Der mangelnde Zugang zu sauberem Wasser und zu sanitären Anlagen ist ein weiteres ernstes Problem. Familien bezahlen bis zu 100 Namibia-Dollar pro Monat für ihr Wasser und wenn sie kein Geld mehr haben oder sich verschuldet haben und daraufhin von der Wasserversorgung abgeschnitten werden, leihen sie sich Geld von Nachbarn oder Verwandten.

Eine Familie aus dem Norden des Landes berichtet, ihr stünden fünf Kanister Wasser pro Tag zur Verfügung: zwei um sich zu waschen und zum Kochen und drei für die Tiere. Um sich das weiterhin leisten zu können, wird die staatliche Pension eines älteren Familienmitglieds hinzugezogen.

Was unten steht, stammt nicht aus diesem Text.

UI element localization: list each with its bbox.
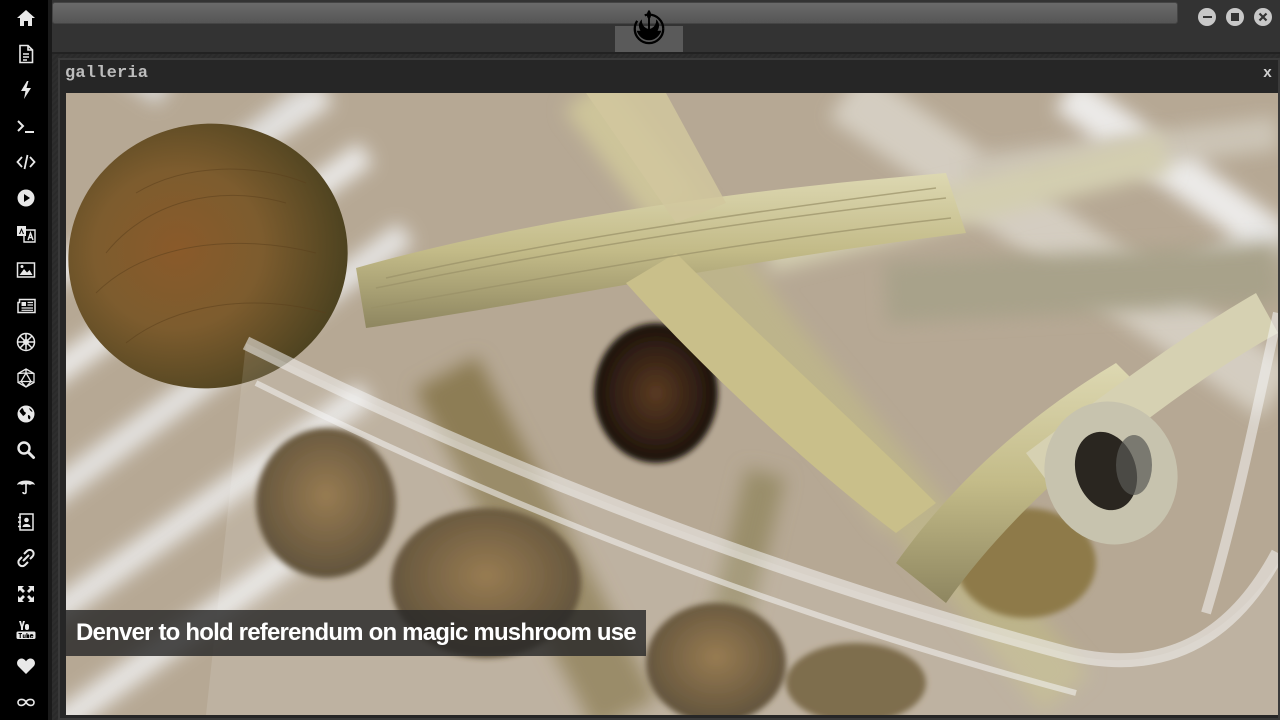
address-bar[interactable] <box>52 2 1178 24</box>
minimize-icon <box>1202 15 1212 19</box>
close-icon <box>1258 12 1268 22</box>
sidebar-item-link[interactable] <box>0 540 52 576</box>
sidebar-item-cloud[interactable] <box>0 684 52 720</box>
close-window-button[interactable] <box>1254 8 1272 26</box>
sidebar-item-translate[interactable] <box>0 216 52 252</box>
gallery-window: galleria x Denver to hold referendum on … <box>58 58 1280 720</box>
sidebar <box>0 0 52 720</box>
terminal-icon <box>17 120 34 133</box>
heart-icon <box>17 658 35 674</box>
sidebar-item-code[interactable] <box>0 144 52 180</box>
sidebar-item-play[interactable] <box>0 180 52 216</box>
top-bar <box>52 0 1280 54</box>
sidebar-item-youtube[interactable] <box>0 612 52 648</box>
translate-icon <box>17 226 36 243</box>
code-icon <box>16 154 36 170</box>
maximize-icon <box>1231 13 1239 21</box>
photo-caption: Denver to hold referendum on magic mushr… <box>66 610 646 656</box>
gallery-title: galleria <box>65 64 149 83</box>
globe-icon <box>17 405 35 423</box>
sidebar-item-fullscreen[interactable] <box>0 576 52 612</box>
search-icon <box>17 441 35 459</box>
image-icon <box>16 262 36 278</box>
rebel-alliance-icon[interactable] <box>630 8 668 46</box>
document-icon <box>19 44 34 64</box>
lightning-icon <box>21 81 31 99</box>
link-icon <box>17 548 35 568</box>
sidebar-item-contacts[interactable] <box>0 504 52 540</box>
sidebar-item-globe[interactable] <box>0 396 52 432</box>
d20-icon <box>17 368 35 388</box>
sidebar-item-galactic-empire[interactable] <box>0 324 52 360</box>
play-icon <box>17 189 35 207</box>
gallery-close-button[interactable]: x <box>1263 65 1272 82</box>
sidebar-item-terminal[interactable] <box>0 108 52 144</box>
youtube-icon <box>16 621 36 639</box>
galactic-empire-icon <box>16 332 36 352</box>
main-area: galleria x Denver to hold referendum on … <box>52 0 1280 720</box>
newspaper-icon <box>17 298 36 314</box>
sidebar-item-search[interactable] <box>0 432 52 468</box>
sidebar-item-home[interactable] <box>0 0 52 36</box>
maximize-button[interactable] <box>1226 8 1244 26</box>
contact-book-icon <box>18 513 34 531</box>
sidebar-item-d20[interactable] <box>0 360 52 396</box>
minimize-button[interactable] <box>1198 8 1216 26</box>
umbrella-icon <box>17 480 35 495</box>
home-icon <box>17 10 35 26</box>
sidebar-item-umbrella[interactable] <box>0 468 52 504</box>
sidebar-item-document[interactable] <box>0 36 52 72</box>
sidebar-item-lightning[interactable] <box>0 72 52 108</box>
sidebar-item-image[interactable] <box>0 252 52 288</box>
infinity-cloud-icon <box>17 698 35 707</box>
sidebar-item-newspaper[interactable] <box>0 288 52 324</box>
sidebar-item-heart[interactable] <box>0 648 52 684</box>
fullscreen-icon <box>18 586 34 602</box>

Die LWB-Bewertungsgruppe wies darauf hin, dass bei Arbeitslosenquoten von bis zu 90 Prozent in einigen Regionen die Gefahr bestehe, dass ältere PensionärInnen, die ihrer Familie helfen möchten, ausgenutzt würden.

Erhöhter Alkoholkonsum

Mairo Retief, LWB/AWD-Notfallkoordinatorin für die Region Ost- und Zentralafrika, beschrieb einige der langfristigen Auswirkungen der Lebensmittelknappheit und die damit verbundene Notwendigkeit ganzheitlicher Hilfe, die auch eine psychosoziale Begleitung beinhaltet.

Sie verwies auf eine Gruppendiskussion, die das Bewertungsteam mit Frauen in einer Kirche im nördlichen Namibia geführt hatte und in der die Frauen erklärt hatten, weshalb Alkohol zunehmend zur Alternative gegen den Hunger werde. „‚Würden Sie eher einen Liter lokales Bier für einen Namibia-Dollar trinken, oder einen Laib Brot für 7,5 Dollar kaufen, um satt zu werden? Wenn wir Alkohol trinken, bleibt uns mehr Geld übrig, um unsere Kinder zu versorgen‘“, zitierte Retief einen Elternteil.

Daher würden sich mehr und mehr Eltern teils vor Hunger, teils aufgrund der Armut, die zu Stress führe, dem Alkohol zuwenden. Die Fälle von geschlechtsspezifischer Gewalt in Haushalten und die Vernachlässigung und der Missbrauch von Kindern nähmen zu, erläuterte Retief.

Vor allem örtliche Hilfsmechanismen müssten gestärkt werden, so Retief. Derzeit sind nur die Regierungen, die Kirchen und das namibische Rote Kreuz an den Hilfsmassnahmen beteiligt.

Schnelle und gezielte Hilfe

AWD-Direktor Pfr. Eberhard Hitzler erklärte, die Reaktionen der lutherischen Gemeinschaft auf den jüngsten ACT-Aufruf hinsichtlich der „langsam fortschreitenden Katastrophe in Namibia“ sei ermutigend. Bislang seien zwar nur wenige Todesfälle durch Mangelernährung registriert, es sei jedoch „sicher, dass es für Hunderttausende Menschen in verschiedenen Regionen Namibias und Angolas in den kommenden zwölf Monaten nicht genügend Lebensmittel und Wasser geben wird“.

Des Weiteren erklärte Hitzler, er sei besorgt, dass „diese Krise aufgrund anderer Krisen in der Welt übersehen und vernachlässigt werden könnte, obwohl eine schnelle und gezielte Hilfe unabdingbar ist, um noch Schlimmeres zu verhindern“.